The Port of Long Beach’s latest efforts to secure a zero-emission future has gotten off to a smooth start, port officials say.

Among other updates presented at the Clean Air Action Plan stakeholder meeting this week, the San Pedro Bay ports—which consist of the Port of Long Beach and Port of Los Angeles—announced that just under $8 million has been collected from the recently implemented clean truck fee.

The clean truck fee—which the ports began collecting on April 1—is meant to encourage the transition to zero-emission goods movement. As it stands, cargo owners who use diesel trucks to transport their goods in and out of the port complex are charged $10 per 20-foot-equivalent unit—the standard measure for cargo containers—and $20 for every 40-foot-equivalent or larger unit.

These fees are issued to the cargo owners, and the Port of Long Beach received about half of the $8 million total that has been collected from the fee over its first few months. For port officials, the number reflects a smooth start for the fee program.

“It is safe to say we are trending towards our $90 million [per year] estimate for both ports,” Port of Los Angeles Environmental Affairs Officer Tim DeMoss said during the June 1 meeting.

Both the Port of Long Beach and Port of Los Angeles came together in 2006 to aim for a zero-emission future at the port. The result of this effort was the Clean Air Action Plan, whose current goal is to implement zero-emission infrastructure at the ports by 2030.

Incentivizing the transition away from diesel through the clean truck fee is just one of many programs associated with the plan. Most of the money the Port of Long Beach will receive from the first year of the fund will go into funding vouchers to help support the purchase of zero emission trucks, with about 65% of funds allocated to those purchases.

This money will complement the Hybrid and Zero-Emission Truck and Bus Voucher Incentive Project (HVIP) run by the California Air Resources Board, which already gives point-of-sale vouchers to those interested in purchasing low- and zero-emission vehicles in the state.

The Port of Los Angeles already has an agreement with CARB to use the HVIP system to issue its own vouchers, and the Port of Long Beach is working on cementing a similar agreement, with vouchers expected to be issued in Long Beach later this year.

About a quarter of the money from the clean truck fee’s first year will be used to build charging stations and hydrogen-fueling stations to ensure drivers can keep their vehicles well charged and maintained no matter their location.

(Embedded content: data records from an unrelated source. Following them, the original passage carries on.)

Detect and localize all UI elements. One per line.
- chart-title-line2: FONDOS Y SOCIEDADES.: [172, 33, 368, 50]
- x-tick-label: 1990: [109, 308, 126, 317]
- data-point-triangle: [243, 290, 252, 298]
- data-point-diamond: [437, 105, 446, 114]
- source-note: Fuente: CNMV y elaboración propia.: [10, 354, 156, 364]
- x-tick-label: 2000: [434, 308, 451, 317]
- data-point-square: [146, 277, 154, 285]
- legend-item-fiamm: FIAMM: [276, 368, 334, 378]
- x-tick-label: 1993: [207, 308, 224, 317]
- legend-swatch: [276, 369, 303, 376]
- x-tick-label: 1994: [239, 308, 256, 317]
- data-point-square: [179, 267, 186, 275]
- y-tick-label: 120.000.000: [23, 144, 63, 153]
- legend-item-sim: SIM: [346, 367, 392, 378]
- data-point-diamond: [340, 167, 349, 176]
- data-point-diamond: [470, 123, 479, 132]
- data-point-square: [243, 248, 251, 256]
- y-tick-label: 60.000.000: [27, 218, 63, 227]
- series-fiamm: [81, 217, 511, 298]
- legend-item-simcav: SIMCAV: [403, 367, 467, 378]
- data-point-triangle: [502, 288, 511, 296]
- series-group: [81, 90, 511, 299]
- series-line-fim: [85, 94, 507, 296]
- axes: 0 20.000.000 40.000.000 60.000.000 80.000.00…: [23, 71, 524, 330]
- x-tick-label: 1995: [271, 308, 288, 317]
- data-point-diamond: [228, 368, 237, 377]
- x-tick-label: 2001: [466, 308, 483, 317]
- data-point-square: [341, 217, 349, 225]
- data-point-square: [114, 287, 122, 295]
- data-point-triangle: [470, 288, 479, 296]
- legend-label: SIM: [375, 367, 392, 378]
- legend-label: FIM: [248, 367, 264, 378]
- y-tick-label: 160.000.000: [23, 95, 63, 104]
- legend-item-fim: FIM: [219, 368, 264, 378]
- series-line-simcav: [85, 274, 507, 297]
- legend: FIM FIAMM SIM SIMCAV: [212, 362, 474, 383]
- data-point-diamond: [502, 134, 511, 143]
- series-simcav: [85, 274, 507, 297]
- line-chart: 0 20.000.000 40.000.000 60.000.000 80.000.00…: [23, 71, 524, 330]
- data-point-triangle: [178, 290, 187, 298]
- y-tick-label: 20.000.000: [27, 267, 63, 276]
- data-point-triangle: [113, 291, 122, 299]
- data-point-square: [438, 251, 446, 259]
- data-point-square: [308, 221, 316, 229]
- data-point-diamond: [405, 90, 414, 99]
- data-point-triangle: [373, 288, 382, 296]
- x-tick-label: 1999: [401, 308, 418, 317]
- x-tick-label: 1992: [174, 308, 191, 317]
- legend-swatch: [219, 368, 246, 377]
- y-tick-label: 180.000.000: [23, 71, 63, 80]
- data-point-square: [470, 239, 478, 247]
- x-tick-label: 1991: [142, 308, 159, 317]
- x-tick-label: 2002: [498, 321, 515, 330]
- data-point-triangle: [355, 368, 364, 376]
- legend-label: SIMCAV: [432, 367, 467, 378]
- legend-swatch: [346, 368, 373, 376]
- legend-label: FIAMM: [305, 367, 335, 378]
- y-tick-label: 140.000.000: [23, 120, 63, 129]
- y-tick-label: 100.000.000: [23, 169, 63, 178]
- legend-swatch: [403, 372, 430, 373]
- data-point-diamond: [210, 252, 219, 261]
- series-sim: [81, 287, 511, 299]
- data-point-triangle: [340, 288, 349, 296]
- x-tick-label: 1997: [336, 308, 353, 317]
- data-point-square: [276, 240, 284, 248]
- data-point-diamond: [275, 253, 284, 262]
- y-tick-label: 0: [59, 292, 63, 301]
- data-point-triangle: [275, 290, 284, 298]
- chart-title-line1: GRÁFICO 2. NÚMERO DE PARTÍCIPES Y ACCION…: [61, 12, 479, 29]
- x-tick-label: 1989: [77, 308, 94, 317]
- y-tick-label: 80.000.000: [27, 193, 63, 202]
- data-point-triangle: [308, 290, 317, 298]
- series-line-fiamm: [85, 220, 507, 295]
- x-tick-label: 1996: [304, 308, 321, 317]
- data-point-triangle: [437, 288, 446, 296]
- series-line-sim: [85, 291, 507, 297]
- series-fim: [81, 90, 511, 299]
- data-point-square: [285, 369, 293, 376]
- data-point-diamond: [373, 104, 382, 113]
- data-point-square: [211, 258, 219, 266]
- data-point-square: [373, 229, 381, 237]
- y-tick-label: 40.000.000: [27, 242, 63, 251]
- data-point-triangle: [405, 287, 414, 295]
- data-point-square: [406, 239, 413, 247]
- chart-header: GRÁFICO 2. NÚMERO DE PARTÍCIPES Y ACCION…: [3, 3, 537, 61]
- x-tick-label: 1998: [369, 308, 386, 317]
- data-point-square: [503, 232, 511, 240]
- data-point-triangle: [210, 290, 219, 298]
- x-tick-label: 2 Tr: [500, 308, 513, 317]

Other programs are also in the works. About 10% of the revenue received from the fee will go toward zero-emission pilot project deployments and demonstrations. The port has several demonstrations—where zero-emission equipment is brought in and tested in limited service—to get a better understanding of the technology’s potential operational benefits, as well as any problems and bugs that need to be addressed.

For example, testing on electric battery trucks in Oakland—whose port is partnered with the San Pedro Bay ports—uncovered an issue with power supply. A fix was applied soon after, which patched up most of the major issues with the vehicles.

“We focus on these demonstrations so that we can continue improving those technologies and move towards our goal,” Port of Long Beach Managing Director of Planning and Environmental Affairs Heather Tomley said.

Before all of these allocations are doled out, though, a flat amount of $1 million will be taken from the fund to fund a “Kickstart Incentive Program,” which will promote the deployment of low-emission vehicles by providing money to co-fund the purchase of up to 10 low-emission drayage trucks.

And beyond these incentives, many drivers will soon be legally required to replace their vehicles. CARB’s Truck and Bus Regulation program will mandate that all heavy diesel vehicles on the road have a 2010 or later model engine by the start of 2023, which will phase out about 5,200 trucks across both ports.

The regulations are part of a larger effort to phase out older vehicles in preparation for a zero-emission fleet, a process that Port of Long Beach started in 2008 as part of its Clean Truck Program. The port says this gradual phasing out of older, more polluting trucks has helped reduce diesel emissions by 97% since 2005.

There is no established plan for spending the second year of funds from the clean truck fee, but the Port of Los Angeles has established five general buckets for the money: zero-emission truck vouchers, zero-emission infrastructure, small-fleet zero-emission truck deployment, technology advancement projects and unsolicited proposals. The Port of Long Beach, meanwhile, has not yet released any information on potential plans for clean truck fee revenue in the future.

Christian May-Suzuki is a reporter at the Long Beach Business Journal.